What is an Older People's Champion?
An Older People’s Champion is an ambassadorial role, held by an elected Councillor.
Their job is to be a link between the council and older people in the local area and to amplify the voices of older people within the council chamber.
Age Scotland and SOPA have produced a role description for the Older People's Champion role which you can find below, or download by clicking here.
Different councils might choose to modify this based on local needs (for instance by appointing more than one Champion if the local authority covers a large geographic area) and individual Champions may adapt how they carry out the role.
However, the role's core purpose of listening to older people and amplifying their voices should be the same across Scotland.

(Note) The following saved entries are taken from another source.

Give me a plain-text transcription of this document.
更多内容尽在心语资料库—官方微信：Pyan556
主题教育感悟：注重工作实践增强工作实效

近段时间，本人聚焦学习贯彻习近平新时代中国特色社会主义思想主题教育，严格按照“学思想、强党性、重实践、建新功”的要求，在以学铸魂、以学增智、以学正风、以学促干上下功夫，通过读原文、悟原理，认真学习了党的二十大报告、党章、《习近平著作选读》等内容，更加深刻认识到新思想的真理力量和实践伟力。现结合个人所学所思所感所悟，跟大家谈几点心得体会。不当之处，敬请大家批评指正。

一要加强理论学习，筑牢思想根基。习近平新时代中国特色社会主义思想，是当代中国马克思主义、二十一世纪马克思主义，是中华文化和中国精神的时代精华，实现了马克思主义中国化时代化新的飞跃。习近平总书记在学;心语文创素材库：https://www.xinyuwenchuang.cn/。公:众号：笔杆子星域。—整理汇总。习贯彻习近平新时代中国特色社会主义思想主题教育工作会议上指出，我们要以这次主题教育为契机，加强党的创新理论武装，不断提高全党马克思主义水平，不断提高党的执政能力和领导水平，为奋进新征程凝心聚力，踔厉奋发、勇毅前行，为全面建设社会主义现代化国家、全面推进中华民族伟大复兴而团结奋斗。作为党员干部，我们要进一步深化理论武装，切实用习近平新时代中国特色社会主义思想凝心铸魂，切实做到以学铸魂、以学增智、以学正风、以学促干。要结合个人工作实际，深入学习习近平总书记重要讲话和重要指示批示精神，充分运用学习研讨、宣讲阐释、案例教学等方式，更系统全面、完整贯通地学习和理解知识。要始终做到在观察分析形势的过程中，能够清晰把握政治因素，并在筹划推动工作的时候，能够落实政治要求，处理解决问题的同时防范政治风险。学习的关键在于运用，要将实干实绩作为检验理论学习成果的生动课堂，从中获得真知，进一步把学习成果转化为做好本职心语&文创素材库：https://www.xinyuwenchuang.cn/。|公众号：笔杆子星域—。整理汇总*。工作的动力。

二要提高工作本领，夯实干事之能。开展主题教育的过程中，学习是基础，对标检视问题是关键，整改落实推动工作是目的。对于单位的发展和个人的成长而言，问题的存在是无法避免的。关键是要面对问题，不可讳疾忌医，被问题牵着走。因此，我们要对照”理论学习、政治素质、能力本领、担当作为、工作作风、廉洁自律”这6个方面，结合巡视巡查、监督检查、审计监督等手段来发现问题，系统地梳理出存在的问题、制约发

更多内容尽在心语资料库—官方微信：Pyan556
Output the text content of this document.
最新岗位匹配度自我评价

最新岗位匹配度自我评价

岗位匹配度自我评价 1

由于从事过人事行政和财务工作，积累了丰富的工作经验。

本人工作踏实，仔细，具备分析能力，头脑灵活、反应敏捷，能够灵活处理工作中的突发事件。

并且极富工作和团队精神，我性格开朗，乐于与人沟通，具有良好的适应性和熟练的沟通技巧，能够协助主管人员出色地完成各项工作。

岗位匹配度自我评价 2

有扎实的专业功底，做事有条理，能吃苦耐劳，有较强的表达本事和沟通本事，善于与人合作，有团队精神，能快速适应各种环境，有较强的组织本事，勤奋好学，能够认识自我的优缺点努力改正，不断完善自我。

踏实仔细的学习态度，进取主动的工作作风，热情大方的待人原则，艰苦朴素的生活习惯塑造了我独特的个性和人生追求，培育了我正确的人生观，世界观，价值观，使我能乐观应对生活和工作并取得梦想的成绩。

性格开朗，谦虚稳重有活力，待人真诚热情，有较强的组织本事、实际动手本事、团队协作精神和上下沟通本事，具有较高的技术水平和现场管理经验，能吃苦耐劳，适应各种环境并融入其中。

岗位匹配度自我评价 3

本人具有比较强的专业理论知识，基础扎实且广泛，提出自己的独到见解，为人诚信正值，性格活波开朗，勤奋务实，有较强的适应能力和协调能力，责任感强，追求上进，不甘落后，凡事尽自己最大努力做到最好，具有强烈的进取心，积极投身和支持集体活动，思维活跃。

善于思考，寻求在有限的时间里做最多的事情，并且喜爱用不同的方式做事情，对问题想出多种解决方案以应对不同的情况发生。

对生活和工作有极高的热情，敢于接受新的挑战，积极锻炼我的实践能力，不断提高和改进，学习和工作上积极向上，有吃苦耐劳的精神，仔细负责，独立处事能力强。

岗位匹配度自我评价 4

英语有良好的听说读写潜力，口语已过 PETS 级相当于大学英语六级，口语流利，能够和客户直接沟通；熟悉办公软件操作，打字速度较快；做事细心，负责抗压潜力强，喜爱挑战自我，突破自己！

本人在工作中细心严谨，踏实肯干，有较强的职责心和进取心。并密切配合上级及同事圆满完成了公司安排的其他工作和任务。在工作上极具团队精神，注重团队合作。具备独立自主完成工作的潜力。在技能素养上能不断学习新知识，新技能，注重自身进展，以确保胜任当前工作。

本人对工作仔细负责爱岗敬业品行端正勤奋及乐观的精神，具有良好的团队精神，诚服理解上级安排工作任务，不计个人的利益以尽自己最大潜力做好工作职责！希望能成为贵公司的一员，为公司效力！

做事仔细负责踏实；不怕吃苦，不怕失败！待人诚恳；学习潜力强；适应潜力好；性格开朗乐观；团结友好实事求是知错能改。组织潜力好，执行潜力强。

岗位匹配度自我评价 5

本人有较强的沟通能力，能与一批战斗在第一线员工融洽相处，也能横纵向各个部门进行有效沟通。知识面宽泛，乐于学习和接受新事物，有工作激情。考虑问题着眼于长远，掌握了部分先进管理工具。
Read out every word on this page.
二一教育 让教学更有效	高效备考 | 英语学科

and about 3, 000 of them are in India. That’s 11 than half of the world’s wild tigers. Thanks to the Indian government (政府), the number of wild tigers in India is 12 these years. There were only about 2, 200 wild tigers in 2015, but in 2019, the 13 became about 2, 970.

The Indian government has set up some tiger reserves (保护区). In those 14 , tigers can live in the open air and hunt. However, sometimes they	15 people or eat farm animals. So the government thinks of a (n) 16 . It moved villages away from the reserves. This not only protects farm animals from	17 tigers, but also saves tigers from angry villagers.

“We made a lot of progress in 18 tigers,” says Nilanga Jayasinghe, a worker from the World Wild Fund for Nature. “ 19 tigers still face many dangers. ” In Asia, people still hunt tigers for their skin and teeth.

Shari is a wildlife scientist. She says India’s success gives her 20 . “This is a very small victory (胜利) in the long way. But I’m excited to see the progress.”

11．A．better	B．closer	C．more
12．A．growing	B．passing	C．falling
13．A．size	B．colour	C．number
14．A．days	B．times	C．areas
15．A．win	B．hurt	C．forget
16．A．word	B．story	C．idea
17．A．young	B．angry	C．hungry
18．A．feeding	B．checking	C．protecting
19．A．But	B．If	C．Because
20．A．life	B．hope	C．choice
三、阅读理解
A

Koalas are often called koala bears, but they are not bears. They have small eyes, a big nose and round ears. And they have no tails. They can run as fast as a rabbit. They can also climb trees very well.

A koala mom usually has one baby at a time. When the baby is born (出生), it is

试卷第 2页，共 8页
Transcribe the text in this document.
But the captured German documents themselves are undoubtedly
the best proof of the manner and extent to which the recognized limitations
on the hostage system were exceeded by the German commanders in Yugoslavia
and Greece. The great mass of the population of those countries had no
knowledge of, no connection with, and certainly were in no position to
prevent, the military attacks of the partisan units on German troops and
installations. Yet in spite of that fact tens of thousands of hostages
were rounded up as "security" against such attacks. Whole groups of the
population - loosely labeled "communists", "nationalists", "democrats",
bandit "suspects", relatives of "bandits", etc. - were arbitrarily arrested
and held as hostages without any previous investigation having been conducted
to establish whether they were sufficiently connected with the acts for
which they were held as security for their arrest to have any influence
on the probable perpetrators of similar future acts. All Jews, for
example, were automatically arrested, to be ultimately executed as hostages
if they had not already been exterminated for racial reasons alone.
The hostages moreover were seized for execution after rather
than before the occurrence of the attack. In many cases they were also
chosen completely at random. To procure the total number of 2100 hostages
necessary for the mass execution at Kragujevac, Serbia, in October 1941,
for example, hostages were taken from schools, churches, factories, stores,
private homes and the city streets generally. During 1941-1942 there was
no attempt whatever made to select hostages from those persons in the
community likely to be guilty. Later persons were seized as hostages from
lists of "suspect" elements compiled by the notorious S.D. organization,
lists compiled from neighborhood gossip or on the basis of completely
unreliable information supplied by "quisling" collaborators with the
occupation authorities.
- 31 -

An Older People’s Champion is a Councillor within a local authority who is tasked with working to ensure that older people’s voices are heard.
Broadly, Older People’s Champions raise awareness of issues affecting local older people and work to seek solutions on their behalf. They act as a link between the council and older people in the local area, ensuring their needs are considered in the planning and delivery of policies and services.
Their responsibilities might include:
- ensuring older people’s perspectives are understood in every policy area
- collecting and feeding back on older people’s concerns to the council
- leading on council campaigns around older people’s issues
- helping to communicate council policy to older people and the wider community
- acting as the council’s spokesperson on issues relating to older people
- linking up with other council Champions where appropriate – e.g. the Armed Forces and Veterans' Champion
- participating in focus groups and other events
- attending relevant local and national meetings
- working with local organisations, community groups and other stakeholders
The role is apolitical, with a focus on representing the voices of older people from across the local area. We do not anticipate there to be any budgetary implications attached to the role.
Experience of the issues faced by older people would be beneficial but the ability to empathise and represent the views of others is more important. The Champion does not need to be an older person themselves.